|
Post by jason1 on Jun 15, 2006 20:03:47 GMT -5
farther and farther away you run wanting to escape what you dare not become always seeking out new realms to hide ignorant to the fact you carry it inside forever you trade the places and faces forgotten but never erasing disgraces as the tides of time eternally wash you to shore you ponder and stare yet never pass through the door desperately wanting to find someone new terribly afraid it will still be you as you see the dusk drawing near you feel in your bones another tide of fear the feelings and thoughts within still churn hold it there to grow hatred and burn your heart becomes black your mind grows frail turn around again and frantically set sail your ship is at sea your compass lost prepared to pay the ultimate cost farther and farther away you will run needing to escape what you are destined to become
|
|
|
Post by Lady Mage on Jun 15, 2006 21:08:27 GMT -5
I like it! You should put punctuation at the end though, and maybe in the middle.

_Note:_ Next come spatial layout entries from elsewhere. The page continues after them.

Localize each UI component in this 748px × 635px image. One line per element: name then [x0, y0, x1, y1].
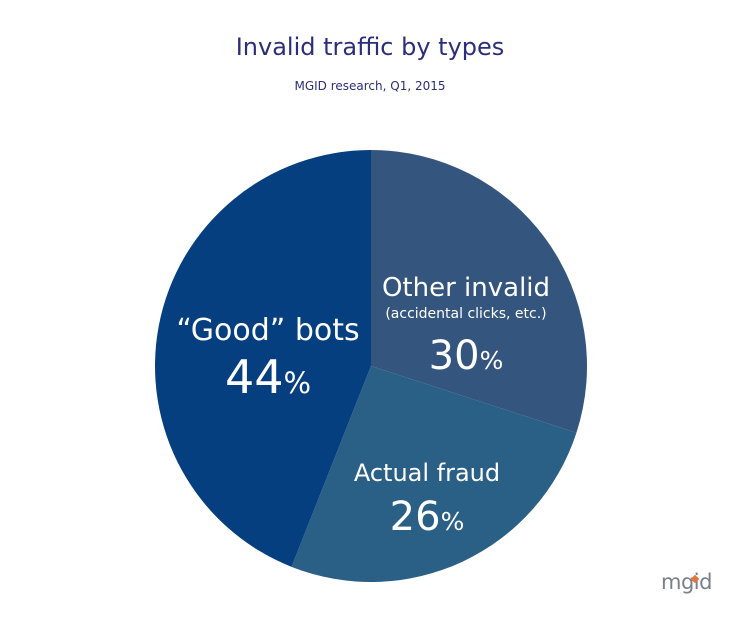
chart-subtitle: MGID research, Q1, 2015 — [294, 79, 446, 93]
pie-slice — [155, 150, 371, 567]
chart-title: Invalid traffic by types — [235, 33, 505, 61]
slice-value-label: 30% — [429, 333, 504, 379]
pie-slice — [371, 150, 588, 433]
pie-slice — [291, 366, 577, 582]
slice-label: Other invalid — [382, 273, 550, 303]
slice-sublabel: (accidental clicks, etc.) — [385, 306, 546, 322]
mgid-logo: mgid — [661, 570, 712, 594]
slice-label: Actual fraud — [354, 459, 500, 487]
slice-label: “Good” bots — [176, 313, 359, 348]
slice-value-label: 44% — [225, 350, 311, 404]
logo-text: mgid — [661, 570, 712, 594]
slice-value-label: 26% — [390, 494, 465, 540]
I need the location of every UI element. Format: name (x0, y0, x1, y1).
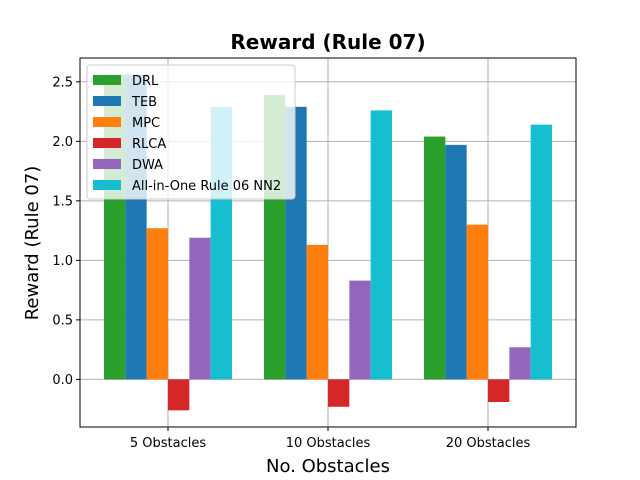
legend: DRL TEB MPC RLCA DWA All-in-One Rule 06 NN2 (86, 64, 296, 200)
legend-swatch (93, 180, 121, 190)
bar-teb (445, 144, 467, 380)
bar-all-in-one-rule-06-nn2 (370, 110, 393, 380)
legend-box (86, 64, 296, 200)
bar-rlca (167, 379, 190, 411)
y-axis-label: Reward (Rule 07) (22, 166, 43, 321)
y-tick-label: 1.0 (52, 254, 73, 269)
legend-label: TEB (131, 95, 157, 110)
chart-title: Reward (Rule 07) (230, 30, 425, 54)
x-axis-ticks: 5 Obstacles 10 Obstacles 20 Obstacles (130, 427, 531, 451)
legend-swatch (93, 75, 121, 85)
y-tick-label: 0.0 (52, 373, 73, 388)
legend-label: MPC (132, 116, 160, 131)
legend-label: All-in-One Rule 06 NN2 (132, 179, 281, 194)
bar-drl (424, 136, 446, 380)
y-tick-label: 0.5 (52, 313, 73, 328)
y-tick-label: 2.5 (52, 75, 73, 90)
bar-dwa (189, 237, 211, 380)
bar-mpc (466, 224, 489, 380)
legend-label: RLCA (132, 137, 166, 152)
bar-rlca (488, 379, 510, 403)
bar-mpc (146, 228, 168, 380)
legend-label: DRL (132, 74, 159, 89)
legend-swatch (93, 117, 121, 127)
y-axis-ticks: 0.0 0.5 1.0 1.5 2.0 2.5 (52, 75, 80, 388)
legend-swatch (93, 159, 121, 169)
x-tick-label: 20 Obstacles (446, 436, 531, 451)
x-tick-label: 5 Obstacles (130, 436, 206, 451)
legend-label: DWA (132, 158, 163, 173)
x-axis-label: No. Obstacles (266, 456, 390, 477)
legend-swatch (93, 96, 121, 106)
legend-swatch (93, 138, 121, 148)
bar-dwa (349, 280, 371, 380)
bar-dwa (509, 347, 531, 380)
bar-rlca (328, 379, 350, 407)
y-tick-label: 2.0 (52, 135, 73, 150)
bar-all-in-one-rule-06-nn2 (530, 124, 553, 380)
y-tick-label: 1.5 (52, 194, 73, 209)
x-tick-label: 10 Obstacles (286, 436, 371, 451)
bar-mpc (306, 244, 328, 380)
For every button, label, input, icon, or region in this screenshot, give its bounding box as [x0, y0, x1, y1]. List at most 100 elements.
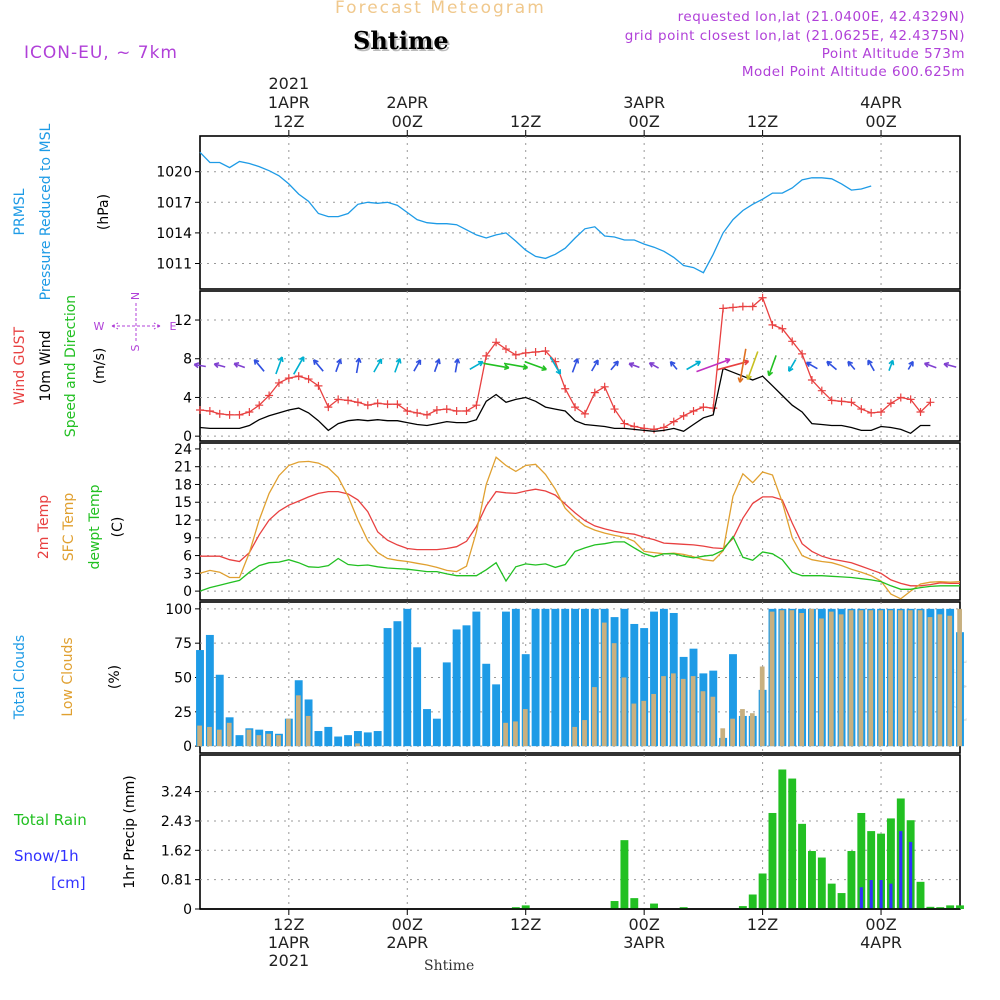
pressure-series-prmsl: [199, 151, 872, 274]
gust-marker: [610, 405, 619, 414]
low-clouds-bar: [671, 673, 676, 747]
wind-label-3: (m/s): [92, 348, 108, 385]
gust-marker: [748, 302, 757, 311]
snow-bar: [889, 883, 893, 909]
low-clouds-bar: [601, 622, 607, 747]
temperature-frame: [199, 442, 961, 601]
total-clouds-bar: [462, 625, 471, 747]
total-clouds-bar: [334, 736, 343, 747]
low-clouds-bar: [641, 700, 647, 747]
temperature-ytick-label: 21: [174, 460, 192, 476]
gust-marker: [432, 406, 441, 415]
low-clouds-bar: [789, 610, 795, 747]
low-clouds-bar: [216, 729, 222, 747]
low-clouds-bar: [838, 614, 844, 747]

Congrats, welcome to the site, and keep writing!
mage
|
|
|
Post by Lady Idril on Jun 17, 2006 13:24:50 GMT -5
Wow. That's really good. You're incredibly talented! Welcome to the site. I hope to see more poetry from you, this was great.
Idril
|
|
nightingale
Forum Newbie
"The air of heaven is that which blows between a horses ears." - Arab Proverb
Posts: 12
|
Post by nightingale on Jul 24, 2006 12:06:06 GMT -5
this is really good. it conveyed a lot of emotion and the urgency to get away . i like it a lot!
|
|
|
Post by StoriesThatNeverWere on Mar 3, 2007 15:41:17 GMT -5
*stares speechless*
That was.... beautiful. Oh my, I adored the metaphors! The sea is a wonderful comparison to life and strive.
Favorite line :
Desperately wanting to find someone new Terribly afraid it will still be you
Please keep writing; this was excellent!